With the opening of the railway the Smelting Company of Australia Ltd. had been formed and with the backing of overseas capital a large smelting works was established. "The site chosen for the works was an elevated one, contiguous to Mullet Creek and about half a mile from its mouth. The more northerly of "the Twins" - two similar hills - was decapitated, thus providing a series of levels to which the ores would gravitate, in the various processes from bins to crushing and roasting plants, then to the blast furnaces before being sent to the refinery." (O'Malley, 1950, p. 6)
The works were operating at full production by 1899 and were prosperous for several years. They treated lead, silver, zinc, copper and gold from Broken Hill, Zeehan, Mount Morgan and Western Australia.
"The main plant of the smelting works consisted of three blast furnaces, roasting plant, refinery, sulphuric acid plant, steam engines, blowing engines, pumps and a foundry…The products from the works were Dore bullion (gold and silver conglomerate), soft lead and a high-grade copper matte containing gold silver and lead." (O'Malley, 1950, p. 8)

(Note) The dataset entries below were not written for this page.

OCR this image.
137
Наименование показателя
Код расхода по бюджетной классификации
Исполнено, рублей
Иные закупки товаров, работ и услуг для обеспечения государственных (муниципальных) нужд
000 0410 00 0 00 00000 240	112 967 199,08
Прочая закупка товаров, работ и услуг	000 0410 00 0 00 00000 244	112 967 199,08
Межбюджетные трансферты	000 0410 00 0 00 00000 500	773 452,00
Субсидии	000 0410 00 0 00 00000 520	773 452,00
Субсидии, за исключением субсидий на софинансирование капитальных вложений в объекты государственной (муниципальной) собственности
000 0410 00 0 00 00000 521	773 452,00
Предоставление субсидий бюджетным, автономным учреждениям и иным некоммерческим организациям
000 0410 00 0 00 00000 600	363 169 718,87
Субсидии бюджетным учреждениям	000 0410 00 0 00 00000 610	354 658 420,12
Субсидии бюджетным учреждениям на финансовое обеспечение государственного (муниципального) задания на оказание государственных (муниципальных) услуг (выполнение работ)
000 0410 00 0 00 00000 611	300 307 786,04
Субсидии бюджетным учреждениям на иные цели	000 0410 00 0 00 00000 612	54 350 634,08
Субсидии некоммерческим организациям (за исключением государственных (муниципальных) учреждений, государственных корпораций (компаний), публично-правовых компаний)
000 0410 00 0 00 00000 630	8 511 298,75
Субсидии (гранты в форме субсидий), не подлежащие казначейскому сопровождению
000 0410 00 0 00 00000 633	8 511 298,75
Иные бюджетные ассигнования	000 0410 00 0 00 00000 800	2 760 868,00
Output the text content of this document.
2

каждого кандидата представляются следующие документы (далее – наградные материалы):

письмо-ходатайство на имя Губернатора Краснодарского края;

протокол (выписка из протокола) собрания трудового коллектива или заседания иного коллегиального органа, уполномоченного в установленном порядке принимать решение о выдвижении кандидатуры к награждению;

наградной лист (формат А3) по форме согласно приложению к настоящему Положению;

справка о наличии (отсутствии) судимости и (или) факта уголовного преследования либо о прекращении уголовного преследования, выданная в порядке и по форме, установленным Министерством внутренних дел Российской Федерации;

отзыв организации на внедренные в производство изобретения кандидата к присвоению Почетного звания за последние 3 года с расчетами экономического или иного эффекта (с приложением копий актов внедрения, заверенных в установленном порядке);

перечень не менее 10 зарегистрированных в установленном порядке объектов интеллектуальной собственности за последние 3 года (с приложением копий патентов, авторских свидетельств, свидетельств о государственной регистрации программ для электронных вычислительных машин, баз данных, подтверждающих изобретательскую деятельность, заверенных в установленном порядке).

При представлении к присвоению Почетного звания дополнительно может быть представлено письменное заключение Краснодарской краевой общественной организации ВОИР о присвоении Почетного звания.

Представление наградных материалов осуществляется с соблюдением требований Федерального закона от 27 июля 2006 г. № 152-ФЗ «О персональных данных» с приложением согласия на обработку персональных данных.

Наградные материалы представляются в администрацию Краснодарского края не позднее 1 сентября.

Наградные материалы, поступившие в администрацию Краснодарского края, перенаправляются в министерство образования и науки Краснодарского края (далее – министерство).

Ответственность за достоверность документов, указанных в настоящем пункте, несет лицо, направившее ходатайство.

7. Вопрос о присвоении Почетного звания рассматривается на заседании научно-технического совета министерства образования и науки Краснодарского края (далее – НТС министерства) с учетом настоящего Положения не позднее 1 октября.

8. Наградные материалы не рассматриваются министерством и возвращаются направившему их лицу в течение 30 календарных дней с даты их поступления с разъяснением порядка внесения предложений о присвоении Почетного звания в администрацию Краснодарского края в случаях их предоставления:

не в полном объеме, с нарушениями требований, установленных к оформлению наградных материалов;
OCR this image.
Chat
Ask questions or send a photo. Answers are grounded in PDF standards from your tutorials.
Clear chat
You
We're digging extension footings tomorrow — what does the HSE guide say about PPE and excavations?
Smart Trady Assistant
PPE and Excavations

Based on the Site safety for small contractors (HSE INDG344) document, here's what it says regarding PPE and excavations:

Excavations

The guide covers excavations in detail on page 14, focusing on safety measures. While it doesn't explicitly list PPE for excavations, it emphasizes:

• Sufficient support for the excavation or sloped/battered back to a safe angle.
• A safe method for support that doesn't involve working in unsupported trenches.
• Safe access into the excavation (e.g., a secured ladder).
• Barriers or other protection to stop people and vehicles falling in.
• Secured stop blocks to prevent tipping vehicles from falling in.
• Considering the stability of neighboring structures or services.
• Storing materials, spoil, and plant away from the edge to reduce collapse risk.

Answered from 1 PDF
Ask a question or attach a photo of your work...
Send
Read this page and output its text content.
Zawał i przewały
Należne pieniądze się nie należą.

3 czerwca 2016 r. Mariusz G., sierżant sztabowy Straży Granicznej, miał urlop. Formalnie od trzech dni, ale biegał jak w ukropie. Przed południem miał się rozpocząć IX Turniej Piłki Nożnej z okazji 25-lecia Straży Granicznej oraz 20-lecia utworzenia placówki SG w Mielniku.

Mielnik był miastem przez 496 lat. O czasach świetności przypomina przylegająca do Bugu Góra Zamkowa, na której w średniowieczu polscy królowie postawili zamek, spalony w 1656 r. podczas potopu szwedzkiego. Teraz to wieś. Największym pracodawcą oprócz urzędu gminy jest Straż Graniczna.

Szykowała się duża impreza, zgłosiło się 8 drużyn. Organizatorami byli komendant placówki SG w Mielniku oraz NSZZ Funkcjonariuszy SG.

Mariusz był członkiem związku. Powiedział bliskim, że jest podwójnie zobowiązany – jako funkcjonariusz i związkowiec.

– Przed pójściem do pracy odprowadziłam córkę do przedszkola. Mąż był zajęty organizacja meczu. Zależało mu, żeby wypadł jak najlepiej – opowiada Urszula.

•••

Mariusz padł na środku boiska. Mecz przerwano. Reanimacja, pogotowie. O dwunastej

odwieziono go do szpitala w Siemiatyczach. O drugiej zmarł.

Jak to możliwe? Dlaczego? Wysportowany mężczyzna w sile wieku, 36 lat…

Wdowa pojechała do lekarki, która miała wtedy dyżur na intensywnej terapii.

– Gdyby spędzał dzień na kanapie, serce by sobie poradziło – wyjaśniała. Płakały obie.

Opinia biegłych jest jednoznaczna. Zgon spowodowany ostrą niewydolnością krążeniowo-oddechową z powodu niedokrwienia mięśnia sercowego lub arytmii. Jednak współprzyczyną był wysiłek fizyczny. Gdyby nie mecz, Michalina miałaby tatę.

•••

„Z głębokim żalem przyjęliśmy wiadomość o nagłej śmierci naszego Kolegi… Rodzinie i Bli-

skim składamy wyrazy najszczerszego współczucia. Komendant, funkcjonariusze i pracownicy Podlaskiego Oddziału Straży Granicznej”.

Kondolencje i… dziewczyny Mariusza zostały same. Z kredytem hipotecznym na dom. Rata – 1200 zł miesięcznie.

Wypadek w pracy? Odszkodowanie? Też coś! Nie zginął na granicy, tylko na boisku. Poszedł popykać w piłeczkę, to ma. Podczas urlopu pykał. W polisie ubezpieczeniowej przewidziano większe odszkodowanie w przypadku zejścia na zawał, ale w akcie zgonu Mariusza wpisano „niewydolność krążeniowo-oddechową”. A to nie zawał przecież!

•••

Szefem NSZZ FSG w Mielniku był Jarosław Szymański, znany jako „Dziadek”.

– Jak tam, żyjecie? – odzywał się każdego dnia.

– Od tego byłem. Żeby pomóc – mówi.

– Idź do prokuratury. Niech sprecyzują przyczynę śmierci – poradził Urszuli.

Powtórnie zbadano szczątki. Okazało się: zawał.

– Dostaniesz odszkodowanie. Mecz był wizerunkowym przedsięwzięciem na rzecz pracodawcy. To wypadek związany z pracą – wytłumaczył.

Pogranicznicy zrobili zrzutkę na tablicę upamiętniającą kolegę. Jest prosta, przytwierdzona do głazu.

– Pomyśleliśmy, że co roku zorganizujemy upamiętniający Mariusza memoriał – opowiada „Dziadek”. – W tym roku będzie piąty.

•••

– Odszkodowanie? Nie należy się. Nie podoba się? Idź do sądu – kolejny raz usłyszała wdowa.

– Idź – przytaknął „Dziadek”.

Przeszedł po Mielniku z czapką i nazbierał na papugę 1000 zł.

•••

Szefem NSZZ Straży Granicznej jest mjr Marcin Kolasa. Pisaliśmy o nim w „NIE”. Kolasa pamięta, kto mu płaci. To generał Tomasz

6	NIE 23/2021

Numbers of employees at the plant peaked at between four and five hundred. Half of the employee population lived in tents and there was a group of fifty in the clump of swamp oaks just north of the works. The success of the smelting works lead to Dapto being a boom town in the early 1900s. The report of the Commissioner for Railways for 1903 declared Dapto the most valuable station on the Illawarra line, its goods transfer totalling 22,000 pounds.
Quite suddenly in 1905 everything folded, competition cut off the supply of ore from Western Australia and Broken Hill, an ambitious scheme for treating nickel from New Caledonia came to nothing and in 1905 the works closed. (McDonald, 1976; O'Malley, 1950)
The Lake Illawarra Authority has published two more books about the Lake in 2012 which focus on the suburb of Brownsville, its history and the role of John Brown in saving the islands known as Gooseberry and Hooka which lie not far from Kanahooka Point—though over towards Berkeley. The first book, "John Brown of Brownsville: his manuscripts, letterbook and the records of Dapto Show Society 1857-1904" edited by Joseph Davis, deals with the man who did most to protect the vegetation of the Lake Islands. The second of these books, titled "Gooseberry & Hooka: the island reserves of Lake Illawarra 1829-1947" edited by Joseph Davis, records by John Brown and others", deals with the history of these two islands and how they have survived to become nature refuges rather than recreation reserves. Davis also did an earlier lavishly illustrated book for The Lake Illawarra Authority entitled "Lake Illawarra: an ongoing history (Davis, Joseph, 1956- vi, 175 p. : ill. maps, ports., facsims) in 2005.